CUORGNE' - Bruno Bruschi nuovo presidente del rinnovato consiglio direttivo del Cai

Nei giorni scorsi è stato rinnovato il consiglio direttivo del Cai di Cuorgnè, che a sua volta ha eletto, con nove voti su dieci componenti, alla guida degli escursionisti canavesani, Bruno Bruschi, che da una decina d'anni fa parte del sodalizio cuorgnatese. Bruschi succede alla presidenza di Giuseppe D'alessandro. Suo vice è stato eletto Lodovico Querio. Del consiglio direttivo dell’associazione, che conta oltre 600 soci, fanno parte Ivana Alberton, Pietro Ansaldi, Paola Faletto, Gianfranco Fontana, Maria Rosa Magnanello, che funge anche da tesoriere, Michele Piras, Marina Tarro Boiro. Revisori dei conti Giuseppe Martino, Donatella Roscio e Luciano Vecchio.

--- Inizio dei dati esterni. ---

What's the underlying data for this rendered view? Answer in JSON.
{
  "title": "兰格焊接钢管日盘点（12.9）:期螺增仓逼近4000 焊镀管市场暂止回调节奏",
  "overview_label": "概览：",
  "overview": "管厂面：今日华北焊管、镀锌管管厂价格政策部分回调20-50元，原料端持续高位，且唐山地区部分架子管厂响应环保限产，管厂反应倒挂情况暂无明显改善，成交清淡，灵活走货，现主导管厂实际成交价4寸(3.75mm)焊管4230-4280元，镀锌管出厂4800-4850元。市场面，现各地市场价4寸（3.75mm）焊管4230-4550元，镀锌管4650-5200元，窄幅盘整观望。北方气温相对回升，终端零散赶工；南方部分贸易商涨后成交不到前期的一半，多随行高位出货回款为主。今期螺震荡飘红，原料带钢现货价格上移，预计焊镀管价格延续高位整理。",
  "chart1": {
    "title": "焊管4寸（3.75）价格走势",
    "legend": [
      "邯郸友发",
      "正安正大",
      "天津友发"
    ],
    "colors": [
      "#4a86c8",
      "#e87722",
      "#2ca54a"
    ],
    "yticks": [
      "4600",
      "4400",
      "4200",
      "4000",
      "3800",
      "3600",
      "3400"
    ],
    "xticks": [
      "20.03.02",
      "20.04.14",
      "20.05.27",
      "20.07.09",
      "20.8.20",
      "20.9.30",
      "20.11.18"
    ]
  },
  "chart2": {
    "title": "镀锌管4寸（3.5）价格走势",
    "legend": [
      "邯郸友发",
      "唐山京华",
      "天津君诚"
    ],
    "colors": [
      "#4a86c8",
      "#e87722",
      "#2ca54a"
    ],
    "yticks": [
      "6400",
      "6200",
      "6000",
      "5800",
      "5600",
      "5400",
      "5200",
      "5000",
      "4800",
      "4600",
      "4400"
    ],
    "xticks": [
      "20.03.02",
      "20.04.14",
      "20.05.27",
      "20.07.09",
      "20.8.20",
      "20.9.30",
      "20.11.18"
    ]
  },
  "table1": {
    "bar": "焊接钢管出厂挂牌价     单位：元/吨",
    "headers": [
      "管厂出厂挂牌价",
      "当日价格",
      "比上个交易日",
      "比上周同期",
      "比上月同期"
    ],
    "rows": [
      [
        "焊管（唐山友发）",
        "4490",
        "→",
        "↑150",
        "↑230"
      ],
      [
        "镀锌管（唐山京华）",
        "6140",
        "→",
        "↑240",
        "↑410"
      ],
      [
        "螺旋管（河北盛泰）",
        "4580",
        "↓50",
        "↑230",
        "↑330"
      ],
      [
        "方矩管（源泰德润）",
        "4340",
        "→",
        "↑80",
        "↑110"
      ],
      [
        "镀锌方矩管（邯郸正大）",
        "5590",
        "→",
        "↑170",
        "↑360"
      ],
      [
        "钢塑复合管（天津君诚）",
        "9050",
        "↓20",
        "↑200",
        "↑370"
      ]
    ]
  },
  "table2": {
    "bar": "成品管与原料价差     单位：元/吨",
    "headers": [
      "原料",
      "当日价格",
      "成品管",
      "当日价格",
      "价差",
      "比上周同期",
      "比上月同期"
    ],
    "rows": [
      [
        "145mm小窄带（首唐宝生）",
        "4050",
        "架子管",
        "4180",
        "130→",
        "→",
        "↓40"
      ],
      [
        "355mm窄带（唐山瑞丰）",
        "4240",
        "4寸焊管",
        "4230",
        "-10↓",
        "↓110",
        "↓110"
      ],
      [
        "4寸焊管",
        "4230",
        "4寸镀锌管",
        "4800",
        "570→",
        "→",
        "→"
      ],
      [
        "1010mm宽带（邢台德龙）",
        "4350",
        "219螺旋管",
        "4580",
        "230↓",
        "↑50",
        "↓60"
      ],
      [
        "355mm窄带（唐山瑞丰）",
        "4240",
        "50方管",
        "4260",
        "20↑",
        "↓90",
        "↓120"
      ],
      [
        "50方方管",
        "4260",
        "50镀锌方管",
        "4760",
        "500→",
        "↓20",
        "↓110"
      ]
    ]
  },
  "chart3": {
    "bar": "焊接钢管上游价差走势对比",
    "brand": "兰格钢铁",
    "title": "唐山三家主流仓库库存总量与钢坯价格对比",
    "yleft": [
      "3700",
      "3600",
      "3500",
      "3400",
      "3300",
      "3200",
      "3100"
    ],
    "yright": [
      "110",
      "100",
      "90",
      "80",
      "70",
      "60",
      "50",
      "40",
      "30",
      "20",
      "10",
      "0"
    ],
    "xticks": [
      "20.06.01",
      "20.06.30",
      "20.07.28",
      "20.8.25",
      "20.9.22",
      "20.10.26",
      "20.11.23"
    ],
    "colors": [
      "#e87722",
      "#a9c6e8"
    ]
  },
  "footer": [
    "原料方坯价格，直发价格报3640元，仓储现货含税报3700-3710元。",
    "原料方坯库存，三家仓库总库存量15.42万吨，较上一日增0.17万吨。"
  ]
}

Bruno Bruschi, un passato lungo trentacinque anni come sottoufficiale nell'Arma dei carabinieri, iniziato proprio a Cuorgnè con numerose esperienze all’estero presso le ambasciate, matura una lunga esperienza al nucleo investigativo di Torino. Da molti anni coltiva la sua passione per la montagna, incentivata da quando ha lasciato l’Arma per la pensione, alla quale dedica tutto il suo tempo libero. L’attività è rivolta anche ai giovani, i quali vengono avvicinati all’amore per la montagna con decine di escursioni che vedono protagoniste quasi tutte le scuole dell’alto Canavese, utilizzando la palestra di arrampicata dell’ex oratorio di via Tealdi che si trasforma in aula didattica.

«Cerchiamo di trasmettere ai giovani la passione e il rispetto della montagna, una sorta di educazione ambientale per preservare la bellezza naturale delle nostre montagne», dice in merito il nuovo presidente.